Testing LLM-based applications is notoriously difficult because of their non-deterministic nature. PURISTA provides tools to make your agent tests reliable, fast, and deterministic.

1. Unit Testing Agents

When you use purista add agent, a test file is automatically generated. The goal of a unit test is to verify your agent's logic (tool calls, state changes, schema validation) without making real LLM calls.

ts
import { supportAgent } from './supportAgent.js'
import { MockModel, testAgent } from '@purista/ai'

describe('Support Agent', () => {
  it('should call the ticketing tool if the user reports a bug', async () => {
    const model = new MockModel()
      .on(/broken laptop/i)
      .reply('I have created a ticket for you.')

    const { instance, eventBridge, destroy } = await testAgent(supportAgent, {
      models: {
        'openai:gpt-4o-mini': model
      }
    })

    // 2. Mock the service command
    const createTicketMock = vi.fn().mockResolvedValue({ id: 'ticket-123' })
    eventBridge.registerCommand('ticketing', '1', 'createTicket', createTicketMock)

    // 3. Run the agent
    const result = await instance.invoke({ payload: { prompt: 'My laptop is broken' } })

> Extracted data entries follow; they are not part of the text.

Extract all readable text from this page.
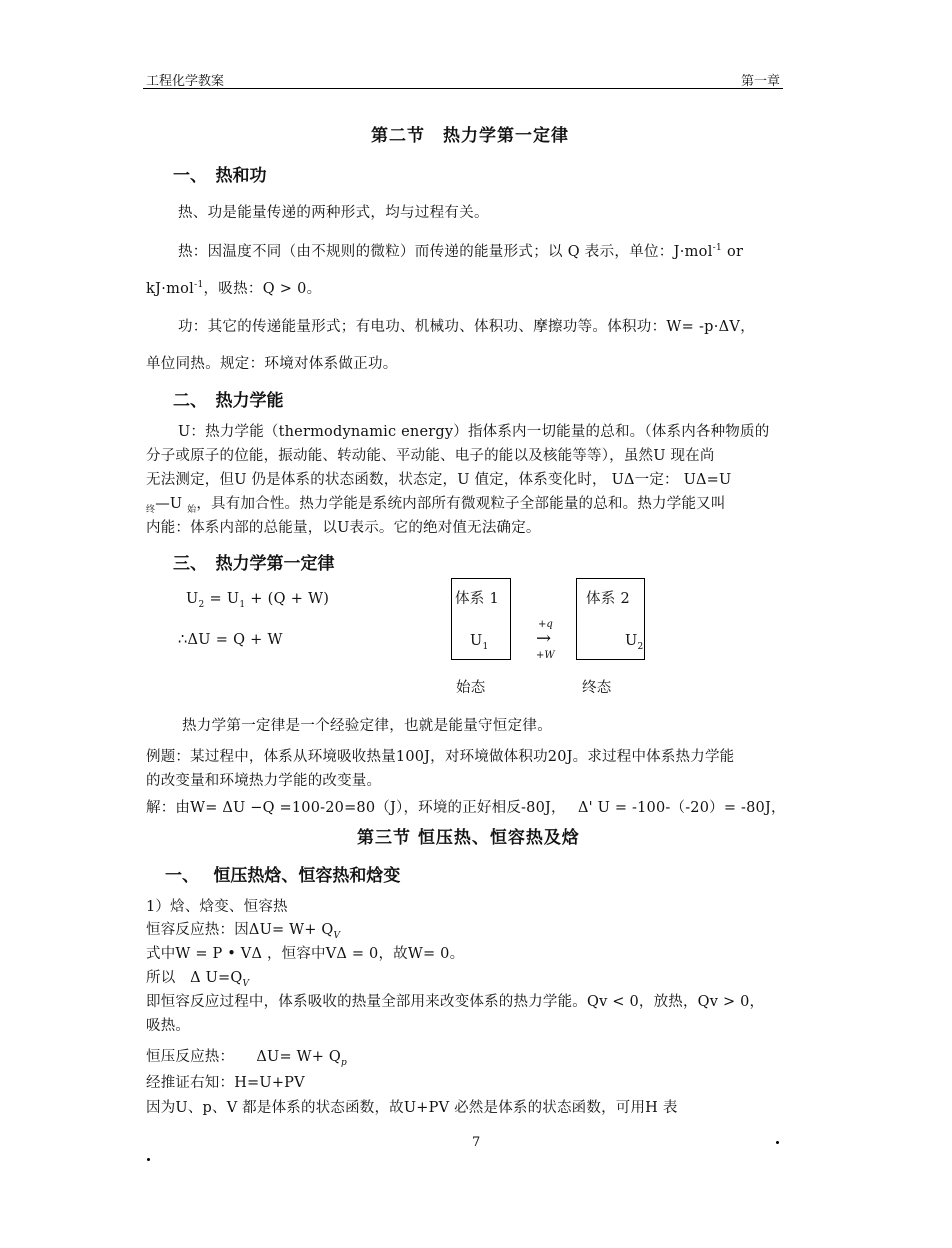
工程化学教案	第一章
第二节　热力学第一定律
一、　热和功
热、功是能量传递的两种形式，均与过程有关。
热：因温度不同（由不规则的微粒）而传递的能量形式；以 Q 表示，单位：J·mol$^{-1}$ or
kJ·mol$^{-1}$，吸热：Q > 0。
功：其它的传递能量形式；有电功、机械功、体积功、摩擦功等。体积功：W= -p·ΔV，
单位同热。规定：环境对体系做正功。
二、　热力学能
U：热力学能（thermodynamic energy）指体系内一切能量的总和。（体系内各种物质的
分子或原子的位能，振动能、转动能、平动能、电子的能以及核能等等），虽然U 现在尚
无法测定，但U 仍是体系的状态函数，状态定，U 值定，体系变化时， UΔ一定： UΔ=U
$_终$—U $_始$，具有加合性。热力学能是系统内部所有微观粒子全部能量的总和。热力学能又叫
内能：体系内部的总能量，以U表示。它的绝对值无法确定。
三、　热力学第一定律
$U_2 = U_1 + (Q + W)$
∴ΔU = Q + W
体系 1
$U_1$
+q
→
+W
体系 2
$U_2$
始态	终态
热力学第一定律是一个经验定律，也就是能量守恒定律。
例题：某过程中，体系从环境吸收热量100J，对环境做体积功20J。求过程中体系热力学能
的改变量和环境热力学能的改变量。
解：由W= ΔU −Q =100-20=80（J），环境的正好相反-80J，　 Δ' U = -100-（-20）= -80J，
第三节 恒压热、恒容热及焓
一、　 恒压热焓、恒容热和焓变
1）焓、焓变、恒容热
恒容反应热：因$\Delta U= W+ Q_V$
式中W = P • VΔ ，恒容中VΔ = 0，故W= 0。
所以　Δ $U=Q_V$
即恒容反应过程中，体系吸收的热量全部用来改变体系的热力学能。Qv < 0，放热，Qv > 0，
吸热。
恒压反应热：　　$\Delta U= W+ Q_p$
经推证右知：H=U+PV
因为U、p、V 都是体系的状态函数，故U+PV 必然是体系的状态函数，可用H 表
7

    // 4. Verify assertions
    expect(createTicketMock).toHaveBeenCalledWith(
      expect.objectContaining({ reason: 'Broken laptop' })
    )
    expect(result.envelopes.some(e => e.frame.kind === 'message')).toBe(true)
    await destroy()
  })
})

2. Using the Test Helper (testAgent)

The testAgent helper is your best friend. It:

  • Sets up an in-memory EventBridge.
  • Creates a runtime instance of your agent.
  • Injects mock models and providers.
  • Provides a clean way to register mock commands.
  • Returns destroy() to cleanly stop the instance and bridge.

MockModel gives deterministic scripting:

  • .on(string | RegExp).reply(string | fn)
  • .onJson(matcher).reply(object | fn)

3. Strategies for Reliable Tests

A. Schema Validation

Verify that your agent correctly handles malformed input. Because you've defined addPayloadSchema, PURISTA will automatically throw a HandledError before the agent even starts.

B. State/History Checks

If your agent uses persistConversation, you can verify the history state after a run:

ts
const session = await instance.session.load('test-session')
expect(session.data.messages).toHaveLength(2)

C. Deterministic Output

Mock the model output to verify how your agent handler processes it (e.g., extracting values from JSON or formatting a string).

4. Evaluation Datasets (Advanced)

For production-ready agents, unit tests are not enough. You need to evaluate the quality of the LLM responses.

PURISTA supports an "Evaluation Mode" where you can run your agent against a dataset of "Golden Questions" and "Expected Answers."

  • Metrics: BLEU, ROUGE, or LLM-as-a-judge scoring.
  • CI/CD: Block deployments if the evaluation score drops below a certain threshold.

See the AI Basic Example for a complete reference on evaluation datasets.